Wilson acknowledges that remote recording — “not doing it in the same room with other people” — was not her preference, but it wasn’t foreign to her, either. And her 45 years of recording certainly girded her for the process.

“I’ve been around the block a few times,” Wilson says. “I’m a studio dog. I love working in the studio. I know what it is I want to hear. I know how to delegate and make decisions. I can be decisive and not be vacillating for hours and days and weeks on end. You have to commit to a sound and record it that way, not just ‘Oh, let me just roll along in all the many options I can explore forever.’ So that was helpful.”

Among the album’s most significant tracks is the closing instrumental “4 Edward,” a short acoustic instrumental dedicated to and inspired by the late Edward Van Halen, which was a late addition after his death in Oct. 2020. Wilson had famously gifted Van Halen an acoustic guitar — his first, as legend has it — while Heart and Van Halen toured together during the ’80s. He stayed up with it that night and composed an instrumental piece that he played for Wilson over the phone the next morning.

“It was an amazing piece of music,” Wilson recalls. With what she calls a “vague” memory of the structure and melody, Wilson used elements of Van Halen’s composition during her introduction to “Crazy On You” at Heart concerts and was moved to record something to pay tribute to him for You and Me. “Somebody asked me if I would do an instrumental on this album, and I said, ‘Yes I will, and I will dedicate it to Edward Van Halen.’ Then I immediately said, ‘Oh no, what did I just get myself into?!'” Wilson remembers with a laugh.

“So I had to come up with something worthy to dedicate to Eddie. I scanned all my notes on my recorder on my phone and various bits and bobs I had laying around, and I said, ‘OK, there’s that one part I’ve used on stage that’s never been recorded…’ So that was a blueprint, but it was no easy task.”

Wilson recalls Van Halen as “a beautiful soul, a great inspiration… just so much joyfulness. When you see a picture of him and that smile, it looks like he was getting away with something, like illegal fun.” She also remembers that Heart learned a bit from being in the Van Halen orbit.

“We’d be at the bar in the hotel with those guys, and we were kind of novices in world of imbibing, comparatively speaking,” she says. “They introduced us to our first kamikazes — ‘Whoa! What’s in this thing, and how are you having your second or third one right now?’ They were the masters. They’d get all emotional about something and get into this big argument, almost ready to start a fight, then they’d be hugging and, ‘I love you, man!’ There was a lot of primal energy.”

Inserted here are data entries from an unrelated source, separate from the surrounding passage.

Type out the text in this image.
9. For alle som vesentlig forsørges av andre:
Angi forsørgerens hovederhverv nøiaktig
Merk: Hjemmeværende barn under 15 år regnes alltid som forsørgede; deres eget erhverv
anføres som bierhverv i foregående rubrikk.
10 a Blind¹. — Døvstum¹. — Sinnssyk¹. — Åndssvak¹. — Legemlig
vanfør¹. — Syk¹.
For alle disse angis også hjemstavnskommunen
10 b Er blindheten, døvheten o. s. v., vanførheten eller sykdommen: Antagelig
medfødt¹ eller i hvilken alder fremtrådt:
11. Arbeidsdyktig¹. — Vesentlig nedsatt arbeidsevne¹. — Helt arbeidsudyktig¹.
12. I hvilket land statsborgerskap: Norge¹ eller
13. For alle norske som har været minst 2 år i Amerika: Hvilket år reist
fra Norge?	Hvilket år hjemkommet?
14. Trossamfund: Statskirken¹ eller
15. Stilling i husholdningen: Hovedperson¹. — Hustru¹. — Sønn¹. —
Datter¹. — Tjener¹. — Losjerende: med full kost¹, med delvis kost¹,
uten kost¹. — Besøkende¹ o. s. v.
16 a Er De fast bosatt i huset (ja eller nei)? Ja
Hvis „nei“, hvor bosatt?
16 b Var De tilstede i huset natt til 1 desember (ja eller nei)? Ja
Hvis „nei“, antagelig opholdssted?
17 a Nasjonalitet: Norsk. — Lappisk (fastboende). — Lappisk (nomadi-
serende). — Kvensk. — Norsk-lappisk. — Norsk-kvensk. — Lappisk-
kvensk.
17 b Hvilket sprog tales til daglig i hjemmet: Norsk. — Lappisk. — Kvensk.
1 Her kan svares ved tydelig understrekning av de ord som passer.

Having made the most of her enforced time off Wilson is, like so many others, looking forward to hitting the road again. She has some shows in the works, including summer collaboration with the Seattle Symphony Orchestra. And, she says, there’s a “really nice” 2022 tour offer for Heart on the table that she expects to pan out.

“We’re just gonna push forward with getting back to the live music thing, with our fingers crossed,” says Wilson. Any decisions about a new Heart record, the group’s first since 2016, will wait until then, she adds.

“I think the first thing would be to get Heart on the road,” Wilson says. “Ann’s been doing her own solo work and I’ve been doing my own solo work, and there’s a good chance a couple of those things might fit into the Heart format for that tour. The last Heart tour (in 2019) was really well-received, so I think it’s best to do some live playing first and then see where that leads us.”